Recently, cybersecurity researchers have made public that the LightSpy spyware which was thought to be targeting Apple iOS users, has turned out to be an undocumented version for macOS systems.
These discoveries were made by both Huntress Labs and ThreatFabric, who independently examined the artifacts linked with this multi-platform malware framework that seems capable of infecting various operating systems such as Android, iOS, Windows, macOS, Linux, as well as routers from NETGEAR, Linksys, and ASUS.
“In order to deliver the macOS implants, the Threat actor group took advantage of two exploits that were publicly accessible (CVE-2018-4233, CVE-2018-4404),” mentioned ThreatFabric in a recent report. “A portion of the CVE-2018-4404 exploit probably originated from the Metasploit framework. These exploits were used to target macOS version 10.”
The first reports about LightSpy emerged in 2020. However, subsequent findings from Lookout and a Dutch mobile security firm hinted at potential ties between this spyware and an Android surveillance tool known as DragonEgg.

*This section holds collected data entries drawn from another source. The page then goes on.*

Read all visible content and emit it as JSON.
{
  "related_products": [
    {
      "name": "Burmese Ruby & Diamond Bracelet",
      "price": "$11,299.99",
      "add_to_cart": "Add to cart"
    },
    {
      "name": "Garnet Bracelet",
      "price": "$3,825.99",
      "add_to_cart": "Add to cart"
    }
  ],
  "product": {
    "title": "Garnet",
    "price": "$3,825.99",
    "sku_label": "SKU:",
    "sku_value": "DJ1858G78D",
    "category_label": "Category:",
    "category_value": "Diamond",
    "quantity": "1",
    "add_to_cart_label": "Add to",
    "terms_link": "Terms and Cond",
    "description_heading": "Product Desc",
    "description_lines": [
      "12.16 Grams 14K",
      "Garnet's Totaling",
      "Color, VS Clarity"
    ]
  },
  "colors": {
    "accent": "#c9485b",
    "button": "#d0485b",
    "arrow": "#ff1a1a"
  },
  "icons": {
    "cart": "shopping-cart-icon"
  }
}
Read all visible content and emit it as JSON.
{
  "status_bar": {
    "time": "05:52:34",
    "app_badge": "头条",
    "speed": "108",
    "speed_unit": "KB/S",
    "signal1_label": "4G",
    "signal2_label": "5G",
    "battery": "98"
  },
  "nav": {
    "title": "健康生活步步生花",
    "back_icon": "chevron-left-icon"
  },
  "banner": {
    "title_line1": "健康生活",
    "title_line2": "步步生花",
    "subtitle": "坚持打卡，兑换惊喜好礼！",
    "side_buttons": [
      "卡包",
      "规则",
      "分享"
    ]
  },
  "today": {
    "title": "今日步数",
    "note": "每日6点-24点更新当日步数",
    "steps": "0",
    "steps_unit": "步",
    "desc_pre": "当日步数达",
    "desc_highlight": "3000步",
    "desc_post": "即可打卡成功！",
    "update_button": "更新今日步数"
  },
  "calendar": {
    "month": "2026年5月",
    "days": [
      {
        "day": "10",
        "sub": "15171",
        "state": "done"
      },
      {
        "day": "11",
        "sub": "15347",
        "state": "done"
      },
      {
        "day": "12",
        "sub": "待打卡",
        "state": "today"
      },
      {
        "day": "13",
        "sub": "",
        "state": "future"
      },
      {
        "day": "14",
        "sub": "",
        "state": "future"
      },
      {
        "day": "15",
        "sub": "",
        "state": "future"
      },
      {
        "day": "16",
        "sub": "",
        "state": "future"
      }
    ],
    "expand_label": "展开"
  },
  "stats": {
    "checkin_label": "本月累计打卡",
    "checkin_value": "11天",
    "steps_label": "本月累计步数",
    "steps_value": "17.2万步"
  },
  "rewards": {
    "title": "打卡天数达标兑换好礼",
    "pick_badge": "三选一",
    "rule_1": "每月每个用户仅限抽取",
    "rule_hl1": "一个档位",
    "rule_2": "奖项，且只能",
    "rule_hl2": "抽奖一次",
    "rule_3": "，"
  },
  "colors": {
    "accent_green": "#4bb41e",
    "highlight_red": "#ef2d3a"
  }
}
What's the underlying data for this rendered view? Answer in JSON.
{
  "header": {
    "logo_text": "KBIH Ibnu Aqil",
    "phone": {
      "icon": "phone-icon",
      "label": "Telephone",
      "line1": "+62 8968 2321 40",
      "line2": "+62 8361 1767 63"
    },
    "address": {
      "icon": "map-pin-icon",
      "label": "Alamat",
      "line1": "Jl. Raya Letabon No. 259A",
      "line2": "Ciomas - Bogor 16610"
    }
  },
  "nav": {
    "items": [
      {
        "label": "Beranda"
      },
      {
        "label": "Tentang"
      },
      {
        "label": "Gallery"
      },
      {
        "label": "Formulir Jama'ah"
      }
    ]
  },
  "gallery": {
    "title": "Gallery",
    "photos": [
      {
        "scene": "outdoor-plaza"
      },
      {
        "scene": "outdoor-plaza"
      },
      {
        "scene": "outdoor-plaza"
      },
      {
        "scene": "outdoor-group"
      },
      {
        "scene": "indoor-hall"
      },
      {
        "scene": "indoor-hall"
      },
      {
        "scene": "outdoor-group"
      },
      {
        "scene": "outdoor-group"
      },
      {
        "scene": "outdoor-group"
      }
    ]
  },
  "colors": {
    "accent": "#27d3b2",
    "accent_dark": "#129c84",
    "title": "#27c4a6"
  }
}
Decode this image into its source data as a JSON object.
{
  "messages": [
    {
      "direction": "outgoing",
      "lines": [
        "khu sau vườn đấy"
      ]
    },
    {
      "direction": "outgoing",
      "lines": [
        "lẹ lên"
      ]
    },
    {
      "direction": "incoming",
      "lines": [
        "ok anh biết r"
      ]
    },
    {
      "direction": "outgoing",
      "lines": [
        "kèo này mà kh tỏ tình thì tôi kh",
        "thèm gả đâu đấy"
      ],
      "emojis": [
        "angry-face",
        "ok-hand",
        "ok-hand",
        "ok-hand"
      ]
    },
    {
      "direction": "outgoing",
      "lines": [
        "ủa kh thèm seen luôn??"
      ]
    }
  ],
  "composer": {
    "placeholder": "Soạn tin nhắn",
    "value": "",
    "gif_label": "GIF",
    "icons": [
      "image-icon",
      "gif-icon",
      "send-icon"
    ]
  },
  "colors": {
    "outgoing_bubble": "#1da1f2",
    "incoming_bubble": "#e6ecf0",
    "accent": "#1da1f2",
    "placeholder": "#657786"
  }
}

This April, BlackBerry announced a so-called “revived” cyber espionage initiative aimed at South Asian users to distribute an iOS version of LightSpy. Yet, the reality turned out to be an enhanced macOS variant employing a plug-in based framework for gathering diverse types of data.
“It’s also important to note that although this sample was recently uploaded to VirusTotal from India, this does not strongly indicate an ongoing campaign or specific targeting within that area,” stated Huntress researchers Stuart Ashenbrenner and Alden Schmidt.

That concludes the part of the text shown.